“Mary! Mary! what shall we do if they come here?” asked the trembling Mrs. Kay.

Mary rose and took up her pitcher, observing that they might sit safe enough in the shadow of Warden’s mill, just to the left; and then they might have another chance for the spring as they came by in their way home. Mrs. Kay could scarcely be persuaded that going home would be perfectly safe as soon as it was daylight, and that the men who had evidently been out at drill would be dispersed by dawn.

The women crept along, under the shadow of the wall, and then quickly crossed the broad strip of moonlight which lay between them and the mill. Before they reached the steps, which happened to be on the shadowy side, Mrs. Kay was nearly unable to walk, and her terrors were not lessened by the apparition of a person standing on the first stage, and looking down on them from the top of the long flight of steps.

“Sit still,” said Mary, beginning to ascend, till she saw that Warden, the miller, was coming down to inquire their business. She then briefly explained what brought them upon his property.

“So you are looking for water,” he replied, “and I am looking for wind. For three weeks there has not been a breath, and not a steady breeze since long before that. The bakers are calling out upon us so as to keep us out of our beds, watching for any rack in the sky that may betoken a coming wind.”

“And have you ever seen, sir, such a sight as sent us here?” inquired the trembling Mrs. Kay. “Such[“Such] a sight as there is in the fields there?”

“What, the nightly drill? O yes, many a night, though they may not be aware who has been overlooking them. They have never come near enough on light nights for me to pick them out by their faces, so that there is no occasion for me to take any notice; but I mark how they get on in shouldering their pikes and learning to obey orders. Here, as I stand by the fan-wheel, I hear the word of command quite plain through the still air; and once they came upon this very slope. It was too dark a night for them to see me; but I heard them stumble against the very steps you are sitting on, Mrs. Kay.”

“How long do you suppose it is to last, Mr. Warden?”

“Till prices fall, or the people have burned a mill or two, perhaps. ’Tis a happy thing for you and yours, Mrs. Kay, that Oliver’s foundry does not come under the ban.
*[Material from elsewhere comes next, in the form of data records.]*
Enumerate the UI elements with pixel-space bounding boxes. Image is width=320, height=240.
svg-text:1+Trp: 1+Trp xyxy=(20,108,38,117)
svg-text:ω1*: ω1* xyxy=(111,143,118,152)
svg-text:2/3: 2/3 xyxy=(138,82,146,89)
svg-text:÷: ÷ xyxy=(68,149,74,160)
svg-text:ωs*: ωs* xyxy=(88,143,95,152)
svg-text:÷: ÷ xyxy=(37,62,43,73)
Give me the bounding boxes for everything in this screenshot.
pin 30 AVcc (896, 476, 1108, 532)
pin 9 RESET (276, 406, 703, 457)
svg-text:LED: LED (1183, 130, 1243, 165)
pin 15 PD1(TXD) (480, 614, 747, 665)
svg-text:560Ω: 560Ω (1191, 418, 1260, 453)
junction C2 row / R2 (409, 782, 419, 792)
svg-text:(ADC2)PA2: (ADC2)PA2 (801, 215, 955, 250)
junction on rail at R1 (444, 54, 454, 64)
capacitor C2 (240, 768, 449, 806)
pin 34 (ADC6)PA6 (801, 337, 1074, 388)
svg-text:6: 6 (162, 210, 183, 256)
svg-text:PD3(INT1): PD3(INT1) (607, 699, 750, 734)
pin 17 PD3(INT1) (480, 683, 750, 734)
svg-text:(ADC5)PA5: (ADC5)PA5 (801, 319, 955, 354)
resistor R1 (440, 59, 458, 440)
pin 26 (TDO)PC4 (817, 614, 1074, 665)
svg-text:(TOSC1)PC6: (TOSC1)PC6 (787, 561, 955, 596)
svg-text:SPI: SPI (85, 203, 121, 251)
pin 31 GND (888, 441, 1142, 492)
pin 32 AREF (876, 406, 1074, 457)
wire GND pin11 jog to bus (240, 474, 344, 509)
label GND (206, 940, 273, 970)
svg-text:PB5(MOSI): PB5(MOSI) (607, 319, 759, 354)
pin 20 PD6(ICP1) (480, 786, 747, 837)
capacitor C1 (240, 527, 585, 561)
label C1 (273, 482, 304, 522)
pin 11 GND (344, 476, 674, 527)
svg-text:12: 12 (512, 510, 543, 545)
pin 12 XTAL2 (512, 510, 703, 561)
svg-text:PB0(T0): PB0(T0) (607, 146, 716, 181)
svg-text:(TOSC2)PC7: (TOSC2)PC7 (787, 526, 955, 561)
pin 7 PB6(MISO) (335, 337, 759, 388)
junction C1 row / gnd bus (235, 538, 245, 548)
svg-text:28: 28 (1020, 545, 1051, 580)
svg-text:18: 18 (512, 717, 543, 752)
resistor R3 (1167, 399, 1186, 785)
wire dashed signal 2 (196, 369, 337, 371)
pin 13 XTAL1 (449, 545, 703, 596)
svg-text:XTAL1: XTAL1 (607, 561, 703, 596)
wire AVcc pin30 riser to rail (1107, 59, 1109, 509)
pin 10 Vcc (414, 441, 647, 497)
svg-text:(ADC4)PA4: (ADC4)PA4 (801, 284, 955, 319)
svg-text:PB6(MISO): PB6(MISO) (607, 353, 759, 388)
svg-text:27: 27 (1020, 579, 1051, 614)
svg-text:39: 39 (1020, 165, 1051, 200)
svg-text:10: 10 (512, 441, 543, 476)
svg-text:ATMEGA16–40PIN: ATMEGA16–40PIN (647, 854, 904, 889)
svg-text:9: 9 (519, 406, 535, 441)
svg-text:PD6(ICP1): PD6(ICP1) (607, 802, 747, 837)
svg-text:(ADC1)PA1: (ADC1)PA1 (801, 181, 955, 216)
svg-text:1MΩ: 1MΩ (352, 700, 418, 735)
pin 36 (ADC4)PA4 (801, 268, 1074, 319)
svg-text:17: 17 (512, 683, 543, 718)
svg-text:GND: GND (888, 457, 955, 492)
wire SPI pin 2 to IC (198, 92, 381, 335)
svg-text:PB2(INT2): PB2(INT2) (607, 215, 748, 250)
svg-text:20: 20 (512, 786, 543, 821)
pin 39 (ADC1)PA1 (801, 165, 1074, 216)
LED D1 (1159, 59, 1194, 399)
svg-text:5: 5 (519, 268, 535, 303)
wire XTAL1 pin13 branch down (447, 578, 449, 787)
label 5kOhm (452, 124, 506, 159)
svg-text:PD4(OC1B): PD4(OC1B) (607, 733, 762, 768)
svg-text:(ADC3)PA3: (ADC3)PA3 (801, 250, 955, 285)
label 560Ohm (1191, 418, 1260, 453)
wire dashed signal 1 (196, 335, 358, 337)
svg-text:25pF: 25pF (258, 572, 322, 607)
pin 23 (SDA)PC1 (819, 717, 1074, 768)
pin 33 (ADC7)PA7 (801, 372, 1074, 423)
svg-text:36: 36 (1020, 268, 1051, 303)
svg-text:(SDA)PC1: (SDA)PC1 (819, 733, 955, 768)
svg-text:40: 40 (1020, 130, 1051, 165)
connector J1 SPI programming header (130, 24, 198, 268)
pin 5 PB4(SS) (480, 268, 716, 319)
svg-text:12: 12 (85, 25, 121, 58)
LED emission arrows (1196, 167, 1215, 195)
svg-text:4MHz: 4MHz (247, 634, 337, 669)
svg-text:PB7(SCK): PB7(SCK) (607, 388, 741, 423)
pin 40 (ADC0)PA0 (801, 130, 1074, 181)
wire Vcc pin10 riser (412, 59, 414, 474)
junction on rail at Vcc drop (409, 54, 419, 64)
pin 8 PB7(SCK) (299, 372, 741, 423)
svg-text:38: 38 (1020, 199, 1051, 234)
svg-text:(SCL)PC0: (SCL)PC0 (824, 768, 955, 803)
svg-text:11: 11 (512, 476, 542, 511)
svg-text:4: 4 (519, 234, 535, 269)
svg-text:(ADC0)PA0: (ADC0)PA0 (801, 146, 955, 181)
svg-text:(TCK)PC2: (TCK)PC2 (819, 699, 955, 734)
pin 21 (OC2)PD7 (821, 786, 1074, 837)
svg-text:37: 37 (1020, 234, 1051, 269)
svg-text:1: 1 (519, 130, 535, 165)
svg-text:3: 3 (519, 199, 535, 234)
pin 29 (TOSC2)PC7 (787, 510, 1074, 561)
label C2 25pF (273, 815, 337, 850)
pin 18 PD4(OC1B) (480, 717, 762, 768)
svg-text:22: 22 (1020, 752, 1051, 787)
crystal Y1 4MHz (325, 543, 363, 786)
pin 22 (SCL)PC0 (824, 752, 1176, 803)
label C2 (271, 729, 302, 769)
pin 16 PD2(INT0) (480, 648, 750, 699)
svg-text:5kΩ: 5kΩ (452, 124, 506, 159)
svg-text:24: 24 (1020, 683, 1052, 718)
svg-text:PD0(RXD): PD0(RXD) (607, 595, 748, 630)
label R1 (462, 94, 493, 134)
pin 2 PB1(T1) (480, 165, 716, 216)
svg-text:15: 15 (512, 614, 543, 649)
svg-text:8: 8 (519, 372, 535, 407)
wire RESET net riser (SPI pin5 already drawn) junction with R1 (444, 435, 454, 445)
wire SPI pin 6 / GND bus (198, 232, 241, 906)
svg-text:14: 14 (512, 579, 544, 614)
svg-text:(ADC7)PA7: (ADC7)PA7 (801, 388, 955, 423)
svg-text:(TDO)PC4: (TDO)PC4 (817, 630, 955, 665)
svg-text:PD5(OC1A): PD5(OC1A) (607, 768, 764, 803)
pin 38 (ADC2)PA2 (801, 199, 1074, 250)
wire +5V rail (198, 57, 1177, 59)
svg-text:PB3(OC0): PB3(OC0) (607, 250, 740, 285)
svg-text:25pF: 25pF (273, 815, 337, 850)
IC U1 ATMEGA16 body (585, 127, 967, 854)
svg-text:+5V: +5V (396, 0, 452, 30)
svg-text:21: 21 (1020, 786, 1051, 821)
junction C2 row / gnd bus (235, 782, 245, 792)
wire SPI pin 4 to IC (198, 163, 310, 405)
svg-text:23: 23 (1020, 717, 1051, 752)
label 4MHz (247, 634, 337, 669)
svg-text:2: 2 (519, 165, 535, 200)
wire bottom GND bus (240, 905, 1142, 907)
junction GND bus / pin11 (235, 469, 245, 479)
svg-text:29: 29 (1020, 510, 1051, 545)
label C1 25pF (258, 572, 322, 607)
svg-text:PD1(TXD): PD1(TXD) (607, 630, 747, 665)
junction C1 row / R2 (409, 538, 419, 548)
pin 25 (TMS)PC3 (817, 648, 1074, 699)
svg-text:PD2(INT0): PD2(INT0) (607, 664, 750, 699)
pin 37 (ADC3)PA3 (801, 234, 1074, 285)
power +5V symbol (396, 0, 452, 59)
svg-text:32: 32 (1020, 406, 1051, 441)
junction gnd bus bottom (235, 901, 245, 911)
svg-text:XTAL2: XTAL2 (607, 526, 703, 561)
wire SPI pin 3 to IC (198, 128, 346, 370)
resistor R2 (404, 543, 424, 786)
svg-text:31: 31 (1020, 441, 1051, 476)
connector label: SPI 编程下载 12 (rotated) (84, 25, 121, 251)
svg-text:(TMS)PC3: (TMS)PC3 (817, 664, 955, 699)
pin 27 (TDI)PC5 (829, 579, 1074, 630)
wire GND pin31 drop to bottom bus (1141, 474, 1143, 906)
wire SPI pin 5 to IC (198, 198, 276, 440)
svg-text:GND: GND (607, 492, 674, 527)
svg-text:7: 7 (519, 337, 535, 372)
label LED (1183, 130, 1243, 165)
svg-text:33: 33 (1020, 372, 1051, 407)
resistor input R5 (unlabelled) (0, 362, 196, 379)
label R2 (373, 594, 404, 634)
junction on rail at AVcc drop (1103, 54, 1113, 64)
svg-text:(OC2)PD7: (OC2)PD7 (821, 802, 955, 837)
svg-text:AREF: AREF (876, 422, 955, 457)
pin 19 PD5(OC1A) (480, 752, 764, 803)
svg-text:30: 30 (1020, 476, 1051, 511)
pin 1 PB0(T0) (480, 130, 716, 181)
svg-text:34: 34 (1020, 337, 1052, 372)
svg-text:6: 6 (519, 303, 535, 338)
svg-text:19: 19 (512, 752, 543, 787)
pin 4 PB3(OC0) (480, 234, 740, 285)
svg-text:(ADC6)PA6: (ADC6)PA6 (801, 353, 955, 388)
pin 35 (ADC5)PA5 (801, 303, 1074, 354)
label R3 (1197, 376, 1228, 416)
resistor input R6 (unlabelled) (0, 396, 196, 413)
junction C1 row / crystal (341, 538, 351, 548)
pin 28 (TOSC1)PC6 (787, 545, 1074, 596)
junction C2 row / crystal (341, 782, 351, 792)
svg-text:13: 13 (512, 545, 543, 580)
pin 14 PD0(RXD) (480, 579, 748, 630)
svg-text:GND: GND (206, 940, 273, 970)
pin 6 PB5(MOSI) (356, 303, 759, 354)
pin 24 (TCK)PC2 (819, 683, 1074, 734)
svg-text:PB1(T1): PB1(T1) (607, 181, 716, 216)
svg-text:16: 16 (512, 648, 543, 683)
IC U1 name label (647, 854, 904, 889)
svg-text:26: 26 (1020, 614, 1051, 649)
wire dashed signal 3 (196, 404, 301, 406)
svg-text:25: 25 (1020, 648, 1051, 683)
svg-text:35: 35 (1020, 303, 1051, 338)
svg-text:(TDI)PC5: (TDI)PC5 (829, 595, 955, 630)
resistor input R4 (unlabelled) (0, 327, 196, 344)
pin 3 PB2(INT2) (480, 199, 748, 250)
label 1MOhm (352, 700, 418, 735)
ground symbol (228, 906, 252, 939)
There it blazes away, night and day, and I hear no curses upon it, like what are visited upon the mills. It is well for you and yours that Kay has to ladle molten metal instead of having to manage machinery. I hope he is well, Mrs. Kay?”

Mrs. Kay did not answer, and was found to be in no condition for dialogue. Fear and fatigue had overpowered her, and she could only lean, faint and sobbing, against the rail.